The goal of DataSum is to provide functions for summarizing data frames by calculating various statistical measures, including measures of central tendency, dispersion, skewness, kurtosis, and normality tests. The package leverages the moments package for calculating statistical moments and related measures, the dplyr package for data manipulation, and the nortest package for normality testing.
Functions getmode: Takes a data vector as input and returns the mode(s) of the data. shapiro_normality_test: Performs a Shapiro-Wilk normality test on the input data. If the data length is outside the valid range for the Shapiro-Wilk test (3 to 5000), it performs an Anderson-Darling normality test instead. Datum: Takes a data vector as input and returns a data frame with various summary statistics, including data type, sample size, mean, mode, median, variance, standard deviation, maximum, minimum, range, skewness, kurtosis, and normality test result. DataSumm: Takes a data frame as input and applies the Datum function to each column, returning a data frame with the summary statistics for each column. Measures of Central Tendency Mean: The average of the values. Median: The middle value when the data is arranged in order. Mode: The value that appears most frequently in the data set. Measures of Dispersion Range: The difference between the largest and smallest values in the data set. Variance: A measure of how spread out the values are from the mean. Standard Deviation: The square root of the variance. Other Measures Skewness: A measure of the asymmetry of the probability distribution. Kurtosis: A measure of the “peakedness” of the probability distribution. Normality: A test to determine if the data follows a normal (Gaussian) distribution, such as the Shapiro-Wilk test.

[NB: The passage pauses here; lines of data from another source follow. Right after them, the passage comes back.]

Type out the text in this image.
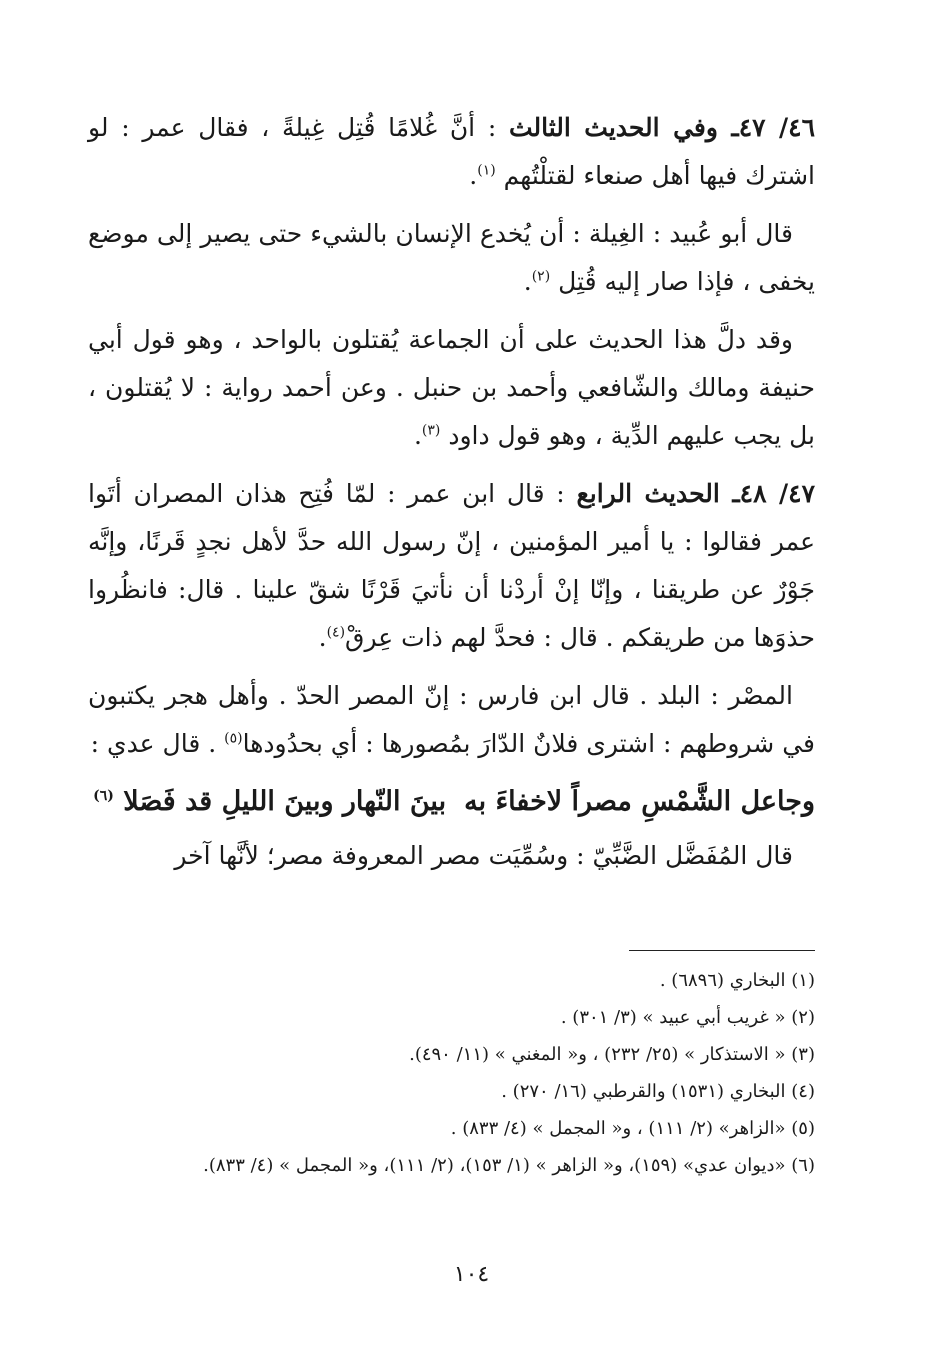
٤٦/ ٤٧ـ وفي الحديث الثالث : أنَّ غُلامًا قُتِل غِيلةً ، فقال عمر : لو اشترك فيها أهل صنعاء لقتلْتُهم $^{(١)}$.

قال أبو عُبيد : الغِيلة : أن يُخدع الإنسان بالشيء حتى يصير إلى موضع يخفى ، فإذا صار إليه قُتِل $^{(٢)}$.

وقد دلَّ هذا الحديث على أن الجماعة يُقتلون بالواحد ، وهو قول أبي حنيفة ومالك والشّافعي وأحمد بن حنبل . وعن أحمد رواية : لا يُقتلون ، بل يجب عليهم الدِّية ، وهو قول داود $^{(٣)}$.

٤٧/ ٤٨ـ الحديث الرابع : قال ابن عمر : لمّا فُتِح هذان المصران أتَوا عمر فقالوا : يا أمير المؤمنين ، إنّ رسول الله حدَّ لأهل نجدٍ قَرنًا، وإنَّه جَوْرٌ عن طريقنا ، وإنّا إنْ أردْنا أن نأتيَ قَرْنًا شقّ علينا . قال: فانظُروا حذوَها من طريقكم . قال : فحدَّ لهم ذات عِرقْ$^{(٤)}$.

المصْر : البلد . قال ابن فارس : إنّ المصر الحدّ . وأهل هجر يكتبون في شروطهم : اشترى فلانٌ الدّارَ بمُصورها : أي بحدُودها$^{(٥)}$ . قال عدي :

وجاعل الشَّمْسِ مصراً لاخفاءَ بهبينَ النّهار وبينَ الليلِ قد فَصَلا (٦)

قال المُفَضَّل الضَّبِّيّ : وسُمِّيَت مصر المعروفة مصر؛ لأنَّها آخر

(١) البخاري (٦٨٩٦) .

(٢) « غريب أبي عبيد » (٣/ ٣٠١) .

(٣) « الاستذكار » (٢٥/ ٢٣٢) ، و« المغني » (١١/ ٤٩٠).

(٤) البخاري (١٥٣١) والقرطبي (١٦/ ٢٧٠) .

(٥) «الزاهر» (٢/ ١١١) ، و« المجمل » (٤/ ٨٣٣) .

(٦) «ديوان عدي» (١٥٩)، و« الزاهر » (١/ ١٥٣)، (٢/ ١١١)، و« المجمل » (٤/ ٨٣٣).

١٠٤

You can install the released version of DataSum from CRAN with:
install.packages("DataSum")
This is a basic example which shows you how to solve a common problem:
Example 1: getmode
library(DataSum)
# Example data
data <- c(1, 2, 2, 3, 4)
# Get the mode
mode <- getmode(data)
print(mode)
Example 2: shapiro_normality_test
# Perform Shapiro-Wilk normality test
test_result <- shapiro_normality_test(data)
print(test_result)
Example 3: Datum
# Get summary statistics for a numeric vector
datum_summary <- Datum(data)
print(datum_summary)
Example 4: DataSumm
# Summarize the iris dataset
summary_df <- DataSumm(iris)
print(summary_df)